Chateau st bonnet le froid arcadePhotographie : F.BOX 

Le Château de nos jours...

C’est dans cette période que la physionomie actuelle se dessine. Dans cette phase se succèdent Jacques dont on sait qu’il décède à 57 ans en 1766, Antoine, né en 1752, Joseph, né à Savigny en 1784, avocat à Lyon, puis Antoine-Adolphe, né à Lyon en 1815, mais les deux principaux acteurs sont Jacques et Antoine-Adolphe. C’est eux qui impriment à Saint-Bonnet ses apparences actuelles dont une façade pour le moins étonnante, et ses deux tours, non moins surprenantes, tournée vers la Brévenne, une chapelle, reconstruite en 1843/1844 avec un clocher de 100 pieds, et, le moins qu’on puisse dire, ne correspond pas aux standards architecturaux… Dans « Courzieu » N° 35 du « préinventaire des monuments et richesses artistiques » du Rhône, on lit « qu’Antoine-Adolphe Blanc de Saint-Bonnet… a hérité en 1841 d’une belle fortune et d’un grand domaine dans lequel il choisit de vivre et qu’il prit soin d’aménager à son goût. Après avoir restauré la chapelle… il entreprit… de transformer l’ancienne maison-auberge, dans laquelle sa famille habitait depuis des siècles, en un château moyenâgeux orné de tours crénelées. Comme pour la chapelle, il ne semble pas qu’il ait fait appel à un architecte et sans doute a-t-il été sensible à l’esprit troubadour de son temps ; son désir évident était de donner un caractère médiéval au site de Saint-Bonnet et il y était effectivement parvenu. ». On notera aussi que le chemin, à savoir la voie romaine, l’axe historique, qui traverse l’ensemble, va être détourné à l’extérieur vers 1850, Antoine-Adolphe Blanc obtenant l’autorisation de fermer le passage. Le domaine est finalement cédé en 1897 aux facultés catholiques de Lyon par son héritière, sa soeur, madame Zénaïde Blanc, puis il sera acquis en 1917 par la famille Grange-Chavanis qui en fera un auberge très prisée jusqu’à 2016 où Monsieur et Madame Vidal le reprennent en élaborant un projet de tout premier plan.

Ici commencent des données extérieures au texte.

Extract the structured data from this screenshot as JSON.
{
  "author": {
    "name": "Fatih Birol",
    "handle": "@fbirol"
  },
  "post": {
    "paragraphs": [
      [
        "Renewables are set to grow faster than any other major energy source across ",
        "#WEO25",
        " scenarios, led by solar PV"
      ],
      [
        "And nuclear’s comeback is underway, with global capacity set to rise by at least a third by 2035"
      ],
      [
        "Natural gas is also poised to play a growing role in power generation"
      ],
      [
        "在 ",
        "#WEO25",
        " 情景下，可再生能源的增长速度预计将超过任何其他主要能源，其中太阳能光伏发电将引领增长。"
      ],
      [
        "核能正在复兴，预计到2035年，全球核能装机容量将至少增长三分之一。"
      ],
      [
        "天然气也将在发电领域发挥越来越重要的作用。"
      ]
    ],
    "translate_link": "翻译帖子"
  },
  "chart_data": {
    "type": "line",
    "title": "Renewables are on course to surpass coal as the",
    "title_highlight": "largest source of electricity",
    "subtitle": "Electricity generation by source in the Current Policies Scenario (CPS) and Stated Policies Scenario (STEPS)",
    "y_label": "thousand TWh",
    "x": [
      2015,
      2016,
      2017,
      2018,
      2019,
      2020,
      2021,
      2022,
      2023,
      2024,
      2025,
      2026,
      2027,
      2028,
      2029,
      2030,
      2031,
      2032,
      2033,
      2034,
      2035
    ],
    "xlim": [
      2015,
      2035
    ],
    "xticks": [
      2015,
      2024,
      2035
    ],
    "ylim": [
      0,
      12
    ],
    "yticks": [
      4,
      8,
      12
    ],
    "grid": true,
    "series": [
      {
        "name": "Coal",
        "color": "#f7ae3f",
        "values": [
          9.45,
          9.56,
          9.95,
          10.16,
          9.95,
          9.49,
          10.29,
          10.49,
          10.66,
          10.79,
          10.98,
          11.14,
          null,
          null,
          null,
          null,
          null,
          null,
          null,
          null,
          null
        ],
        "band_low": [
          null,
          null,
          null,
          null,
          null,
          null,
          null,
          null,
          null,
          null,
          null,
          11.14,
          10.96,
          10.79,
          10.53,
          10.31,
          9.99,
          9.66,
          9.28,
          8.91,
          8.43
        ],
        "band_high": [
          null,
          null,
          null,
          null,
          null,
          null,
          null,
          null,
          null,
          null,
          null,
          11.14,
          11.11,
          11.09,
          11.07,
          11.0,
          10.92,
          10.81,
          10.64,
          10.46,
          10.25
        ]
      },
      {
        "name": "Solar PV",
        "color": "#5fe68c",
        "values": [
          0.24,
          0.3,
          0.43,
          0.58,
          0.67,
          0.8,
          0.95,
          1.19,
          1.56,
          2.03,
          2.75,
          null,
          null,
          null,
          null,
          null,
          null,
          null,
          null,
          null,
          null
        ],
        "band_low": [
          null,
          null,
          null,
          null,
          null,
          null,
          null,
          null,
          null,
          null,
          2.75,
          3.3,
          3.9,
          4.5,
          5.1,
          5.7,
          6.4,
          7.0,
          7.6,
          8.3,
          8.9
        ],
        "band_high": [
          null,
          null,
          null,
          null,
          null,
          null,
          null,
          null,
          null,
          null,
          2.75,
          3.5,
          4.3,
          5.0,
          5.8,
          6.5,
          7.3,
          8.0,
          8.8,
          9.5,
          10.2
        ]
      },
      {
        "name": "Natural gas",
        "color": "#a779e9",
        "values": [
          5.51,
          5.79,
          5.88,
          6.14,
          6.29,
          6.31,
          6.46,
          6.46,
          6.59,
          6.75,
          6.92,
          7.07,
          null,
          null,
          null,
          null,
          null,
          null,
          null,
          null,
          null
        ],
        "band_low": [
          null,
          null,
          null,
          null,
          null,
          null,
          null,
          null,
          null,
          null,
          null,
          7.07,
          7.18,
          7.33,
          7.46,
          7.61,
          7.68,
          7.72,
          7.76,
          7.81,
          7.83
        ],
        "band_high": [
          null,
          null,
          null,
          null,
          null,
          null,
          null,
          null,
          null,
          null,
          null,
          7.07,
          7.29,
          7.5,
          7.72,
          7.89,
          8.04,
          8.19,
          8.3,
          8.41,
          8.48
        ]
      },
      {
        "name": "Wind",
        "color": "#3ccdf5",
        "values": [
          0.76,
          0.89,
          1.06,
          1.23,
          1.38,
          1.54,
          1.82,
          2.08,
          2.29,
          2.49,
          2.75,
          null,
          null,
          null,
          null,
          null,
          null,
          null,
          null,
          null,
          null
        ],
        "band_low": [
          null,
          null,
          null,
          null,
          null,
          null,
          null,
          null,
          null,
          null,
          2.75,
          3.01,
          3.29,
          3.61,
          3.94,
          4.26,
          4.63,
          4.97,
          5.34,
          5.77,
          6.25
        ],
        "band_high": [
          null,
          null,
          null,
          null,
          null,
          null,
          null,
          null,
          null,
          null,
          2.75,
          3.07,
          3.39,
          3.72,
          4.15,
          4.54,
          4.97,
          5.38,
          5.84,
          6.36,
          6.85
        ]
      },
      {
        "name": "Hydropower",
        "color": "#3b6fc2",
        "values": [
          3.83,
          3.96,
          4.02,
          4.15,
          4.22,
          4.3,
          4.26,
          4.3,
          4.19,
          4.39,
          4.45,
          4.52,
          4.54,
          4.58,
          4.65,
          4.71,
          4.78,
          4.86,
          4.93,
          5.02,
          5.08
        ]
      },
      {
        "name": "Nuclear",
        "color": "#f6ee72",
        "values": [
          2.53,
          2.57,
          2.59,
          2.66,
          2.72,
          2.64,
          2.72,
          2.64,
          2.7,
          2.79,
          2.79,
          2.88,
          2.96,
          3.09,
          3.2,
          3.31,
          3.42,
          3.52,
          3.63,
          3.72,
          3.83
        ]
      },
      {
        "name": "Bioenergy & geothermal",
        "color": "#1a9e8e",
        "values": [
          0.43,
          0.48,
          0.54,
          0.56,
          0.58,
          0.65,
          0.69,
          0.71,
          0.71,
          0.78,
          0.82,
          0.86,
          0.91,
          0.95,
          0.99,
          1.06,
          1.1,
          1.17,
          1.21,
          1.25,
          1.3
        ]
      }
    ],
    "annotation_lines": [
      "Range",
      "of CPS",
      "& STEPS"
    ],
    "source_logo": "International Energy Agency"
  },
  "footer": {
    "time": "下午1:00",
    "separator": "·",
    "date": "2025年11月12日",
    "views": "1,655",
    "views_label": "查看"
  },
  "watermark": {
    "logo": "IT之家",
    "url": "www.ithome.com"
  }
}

Antoine-Adolphe Blanc nous indique qu’une première maison est construite 1400. On pense en tout premier lieu à l’habitation nécessaire pour accueillir un prêtre desservant de Savigny, cette maison qui va faire plus tard l’objet d’un litige entre l’abbaye et La famille Blanc. Mais qu’en est-il déjà du lieu de pélerinage. Y-a-t-il déjà une chapelle ? Le cadastre de 1824 note l’existence d’une ruine sur laquelle Antoine-Adolphe Blanc construit la chapelle actuelle. Dans ce cadastre, on note déjà les extensions réalisées autour de l’auberge, qui a sans doute remplacé la maison précédemment citée. On y a ajouté des écuries, une immense grange avec des dépendances sans doute utiles pour traiter les affaires et éventuellement stocker les marchandise. Le troisième pôle est le château, construit en face de l’autre côté de la voie sur Chevinay avec sa façade pour le moins étonnante. Quant aux propriétés, au total 181 hectares, l’offre d’Antoine-Adolphe Blanc nous apprend comment elles étaient utilisées et on note qu’elles ont un volet forestier.